Caddy, sometimes clarified as the Caddy web server, is an open source, HTTP/2-enabled web server written in Go. It uses the Go standard library for its HTTP functionality.A variety of web site technologies can be served by Caddy, which can also act as a reverse proxy and load balancer.

Capabilities:

  • Virtual hosting.
  • Native IPv4 and IPv6 support.
  • Serve static files.
  • Graceful restart/reload
  • Reverse proxy.
  • Load balancing with health checks.
  • FastCGI proxy.

Requirments

We are going to need an installed and configured Caddy web server with a “systemd” service, If you don’t have it installed, use the following article:

How to Install Caddy Web server on CentOS 7

If you have all of the prerequisites ready, we can start right away. 

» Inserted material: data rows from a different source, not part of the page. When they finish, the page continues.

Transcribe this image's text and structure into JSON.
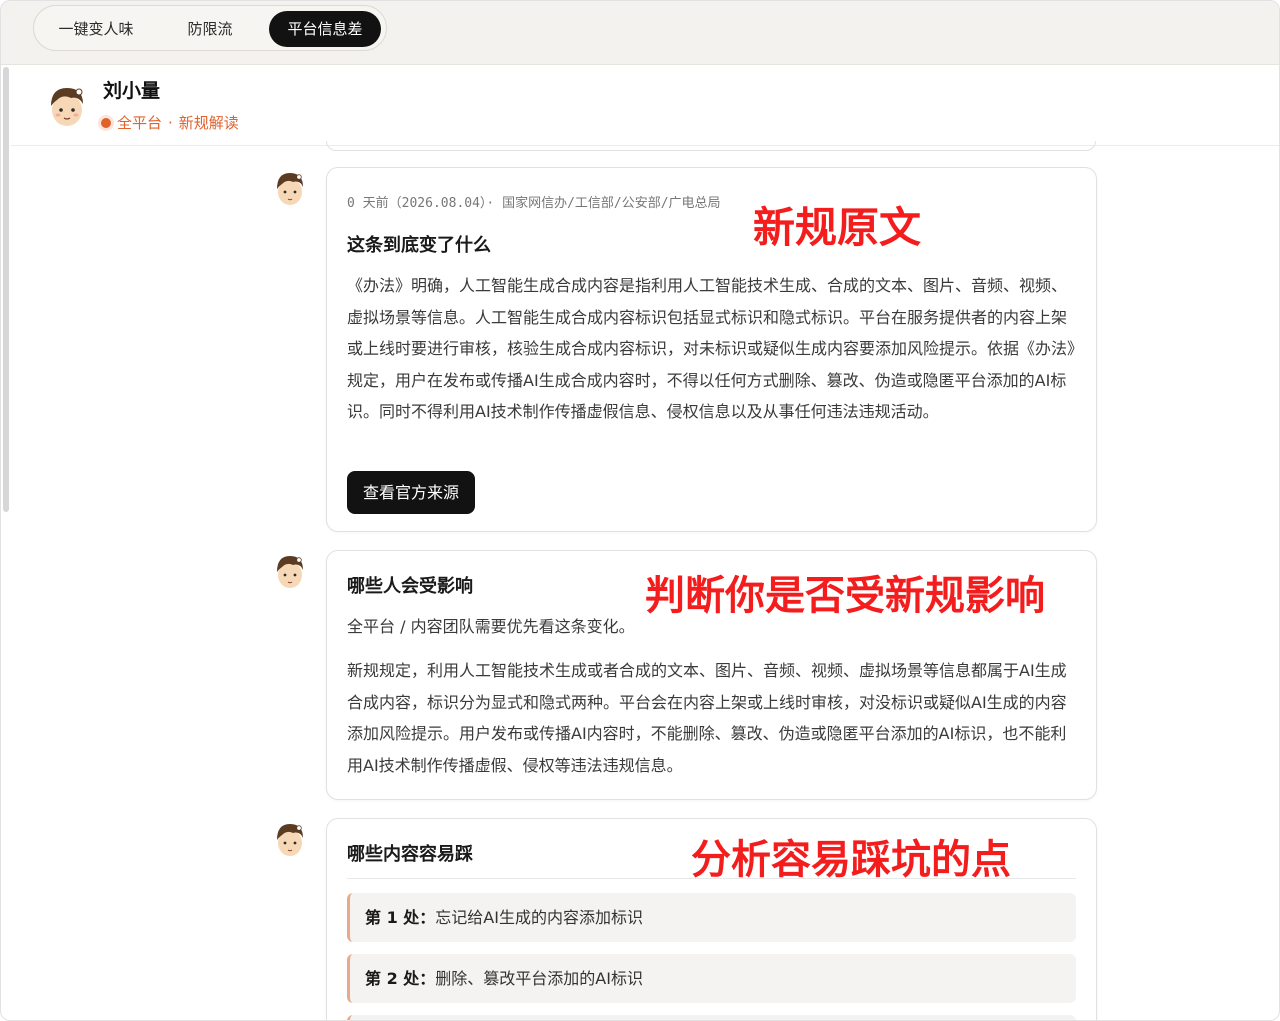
{
  "tabs": [
    {
      "label": "一键变人味",
      "active": false
    },
    {
      "label": "防限流",
      "active": false
    },
    {
      "label": "平台信息差",
      "active": true
    }
  ],
  "profile": {
    "name": "刘小量",
    "platform": "全平台",
    "separator": "·",
    "category": "新规解读"
  },
  "card1": {
    "meta": "0 天前（2026.08.04）· 国家网信办/工信部/公安部/广电总局",
    "title": "这条到底变了什么",
    "body": "《办法》明确，人工智能生成合成内容是指利用人工智能技术生成、合成的文本、图片、音频、视频、虚拟场景等信息。人工智能生成合成内容标识包括显式标识和隐式标识。平台在服务提供者的内容上架或上线时要进行审核，核验生成合成内容标识，对未标识或疑似生成内容要添加风险提示。依据《办法》规定，用户在发布或传播AI生成合成内容时，不得以任何方式删除、篡改、伪造或隐匿平台添加的AI标识。同时不得利用AI技术制作传播虚假信息、侵权信息以及从事任何违法违规活动。",
    "button": "查看官方来源",
    "annotation": "新规原文"
  },
  "card2": {
    "title": "哪些人会受影响",
    "subtitle": "全平台 / 内容团队需要优先看这条变化。",
    "body": "新规规定，利用人工智能技术生成或者合成的文本、图片、音频、视频、虚拟场景等信息都属于AI生成合成内容，标识分为显式和隐式两种。平台会在内容上架或上线时审核，对没标识或疑似AI生成的内容添加风险提示。用户发布或传播AI内容时，不能删除、篡改、伪造或隐匿平台添加的AI标识，也不能利用AI技术制作传播虚假、侵权等违法违规信息。",
    "annotation": "判断你是否受新规影响"
  },
  "card3": {
    "title": "哪些内容容易踩",
    "annotation": "分析容易踩坑的点",
    "items": [
      {
        "prefix": "第 1 处：",
        "text": "忘记给AI生成的内容添加标识"
      },
      {
        "prefix": "第 2 处：",
        "text": "删除、篡改平台添加的AI标识"
      }
    ]
  },
  "colors": {
    "accent": "#e0622d",
    "annotation": "#f41d1d",
    "dark": "#121212",
    "risk_border": "#e9a98a"
  }
}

 Install and configure MySQL database

We are going to install MariaDB (an official fork of MySQL database) as our database which is necessary for WordPress:

yum install mariadb-server

After the installation is finished you can go ahead and start the “Secure installation” script for primary configuration:

mysql_secure_installation

Choose a password for “root” user and disallow access for remote login with root user for better security, (you can answer the rest of the questions with “Y”)

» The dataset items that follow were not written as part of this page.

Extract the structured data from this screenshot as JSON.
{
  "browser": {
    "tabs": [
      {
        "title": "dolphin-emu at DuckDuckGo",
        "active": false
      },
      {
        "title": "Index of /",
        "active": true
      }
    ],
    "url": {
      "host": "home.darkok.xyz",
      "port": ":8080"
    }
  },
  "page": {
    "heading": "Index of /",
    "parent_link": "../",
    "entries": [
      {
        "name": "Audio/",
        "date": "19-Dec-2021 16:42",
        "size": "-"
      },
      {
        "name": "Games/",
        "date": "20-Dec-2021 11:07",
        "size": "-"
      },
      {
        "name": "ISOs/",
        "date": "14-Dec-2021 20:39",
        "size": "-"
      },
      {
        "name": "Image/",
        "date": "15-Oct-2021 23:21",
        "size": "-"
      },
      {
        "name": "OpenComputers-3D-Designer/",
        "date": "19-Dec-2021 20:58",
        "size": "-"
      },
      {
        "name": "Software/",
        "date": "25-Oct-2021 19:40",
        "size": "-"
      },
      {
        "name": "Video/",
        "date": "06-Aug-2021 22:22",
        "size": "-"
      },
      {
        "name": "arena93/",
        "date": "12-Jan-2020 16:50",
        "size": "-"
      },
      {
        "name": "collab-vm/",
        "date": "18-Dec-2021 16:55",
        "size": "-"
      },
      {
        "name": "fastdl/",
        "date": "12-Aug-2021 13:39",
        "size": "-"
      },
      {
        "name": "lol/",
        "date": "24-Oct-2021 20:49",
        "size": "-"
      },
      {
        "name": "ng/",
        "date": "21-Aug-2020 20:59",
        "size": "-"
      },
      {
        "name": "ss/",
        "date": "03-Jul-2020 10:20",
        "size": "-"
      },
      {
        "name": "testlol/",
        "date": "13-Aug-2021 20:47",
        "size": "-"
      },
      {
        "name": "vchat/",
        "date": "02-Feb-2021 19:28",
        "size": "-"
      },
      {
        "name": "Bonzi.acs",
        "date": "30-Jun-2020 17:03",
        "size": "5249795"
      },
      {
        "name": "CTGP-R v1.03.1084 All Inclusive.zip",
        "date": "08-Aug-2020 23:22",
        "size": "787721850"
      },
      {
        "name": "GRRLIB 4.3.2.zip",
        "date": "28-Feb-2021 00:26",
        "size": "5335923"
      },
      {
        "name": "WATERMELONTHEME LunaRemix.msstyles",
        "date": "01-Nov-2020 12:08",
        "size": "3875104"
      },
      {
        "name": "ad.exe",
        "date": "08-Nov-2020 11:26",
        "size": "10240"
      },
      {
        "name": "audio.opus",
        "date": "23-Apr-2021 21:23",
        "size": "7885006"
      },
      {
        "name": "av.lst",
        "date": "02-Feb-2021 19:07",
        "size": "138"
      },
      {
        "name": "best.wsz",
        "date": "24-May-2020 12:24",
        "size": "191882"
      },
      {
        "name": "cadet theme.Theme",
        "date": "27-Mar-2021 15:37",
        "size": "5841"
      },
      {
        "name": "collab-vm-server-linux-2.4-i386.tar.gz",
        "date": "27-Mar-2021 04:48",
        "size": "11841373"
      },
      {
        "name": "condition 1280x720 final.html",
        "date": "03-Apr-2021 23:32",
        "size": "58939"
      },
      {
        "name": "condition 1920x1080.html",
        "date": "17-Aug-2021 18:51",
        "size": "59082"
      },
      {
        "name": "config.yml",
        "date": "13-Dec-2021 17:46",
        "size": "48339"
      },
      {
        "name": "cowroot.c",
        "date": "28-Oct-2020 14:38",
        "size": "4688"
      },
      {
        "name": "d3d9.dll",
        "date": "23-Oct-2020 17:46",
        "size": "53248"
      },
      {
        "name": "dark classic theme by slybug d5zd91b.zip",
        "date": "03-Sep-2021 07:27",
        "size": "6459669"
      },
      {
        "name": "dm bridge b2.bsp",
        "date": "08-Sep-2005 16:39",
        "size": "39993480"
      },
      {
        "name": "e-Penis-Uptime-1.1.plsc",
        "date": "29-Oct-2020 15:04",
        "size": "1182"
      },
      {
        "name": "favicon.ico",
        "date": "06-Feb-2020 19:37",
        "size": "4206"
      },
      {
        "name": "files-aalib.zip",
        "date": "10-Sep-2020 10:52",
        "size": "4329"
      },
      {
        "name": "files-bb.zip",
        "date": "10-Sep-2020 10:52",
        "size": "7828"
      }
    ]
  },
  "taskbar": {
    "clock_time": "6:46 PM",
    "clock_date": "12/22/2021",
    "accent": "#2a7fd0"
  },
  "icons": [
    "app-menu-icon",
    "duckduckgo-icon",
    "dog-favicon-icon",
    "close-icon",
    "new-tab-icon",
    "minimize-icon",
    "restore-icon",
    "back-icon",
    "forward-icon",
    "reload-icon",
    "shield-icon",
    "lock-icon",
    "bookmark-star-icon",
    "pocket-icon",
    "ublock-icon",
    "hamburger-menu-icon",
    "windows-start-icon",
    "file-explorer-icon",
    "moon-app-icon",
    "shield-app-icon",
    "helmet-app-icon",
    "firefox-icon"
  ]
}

Now login with root user to create a database and user for WordPress:

mysql -u root -p
create database test;
grant all privileges on test.* to 'admin'@'localhost' identified by 'password';
flush privileges;
exit

Install and configure PHP and PHP-FPM

In order to install and run WordPress, we need to have PHP installed can integrate with Caddy, Also WordPress is depended on some PHP extensions which we will install it with the command below:

yum install php php-fpm php-mbstring php-gd php-xml php-curl php-mcrypt

As soon as the installation process is complete run the following commands to start the “php-fpm” service and make it run as startup:

systemctl start php-fpm
systemctl enable php-fpm

We need to make some changes to PHP-FPM because by default only Apache can use it, So open the following file with your text editor:

nano /etc/php-fpm.d/www.conf

Find the following lines:

user = apache
; RPM: Keep a group allowed to write in log dir.
group = apache

Then change the value of “user” and “group” like below:

user = caddy
; RPM: Keep a group allowed to write in log dir.
group = caddy

Save and exit.

Restart the “php-fpm” service to take effect:

systemctl restart php-fpm

Configuring Caddy to serve WordPress

Open the famous “Caddyfile” configuration with your text editor:

nano /etc/caddy/Caddyfile

If your file is empty it’s great, if it’s not then exit the text editor and run the following command first:

echo "" > /etc/caddy/Caddyfile

Paste the following lines in your Caddyfile then save and exit:

YOUR_DOMAIN_OR_IP_ADDRESS:80 {
    tls admin@YOUR_DOMAIN
    root /var/www/wordpress
    gzip
    fastcgi / 127.0.0.1:9000 php
    rewrite {
        if {path} not_match ^\/wp-admin
        to {path} {path}/ /index.php?_url={uri}
    }
}

Restart your Caddy service to take effect:

systemctl restart caddy

Download and Install WordPress

switch to your web server’s root directory:

cd /var/www

Download the WordPress using “WGET”:

wget https://wordpress.org/latest.tar.gz

Extract the “tar.gz” file with the command below:

tar xvzf latest.tar.gz

After the extraction process is complete execute the following command to set the correct permissions for WordPress files:

chown -R caddy:caddy wordpress/

That’s it, you can go ahead and Install your WordPress using your domain or your public IP address.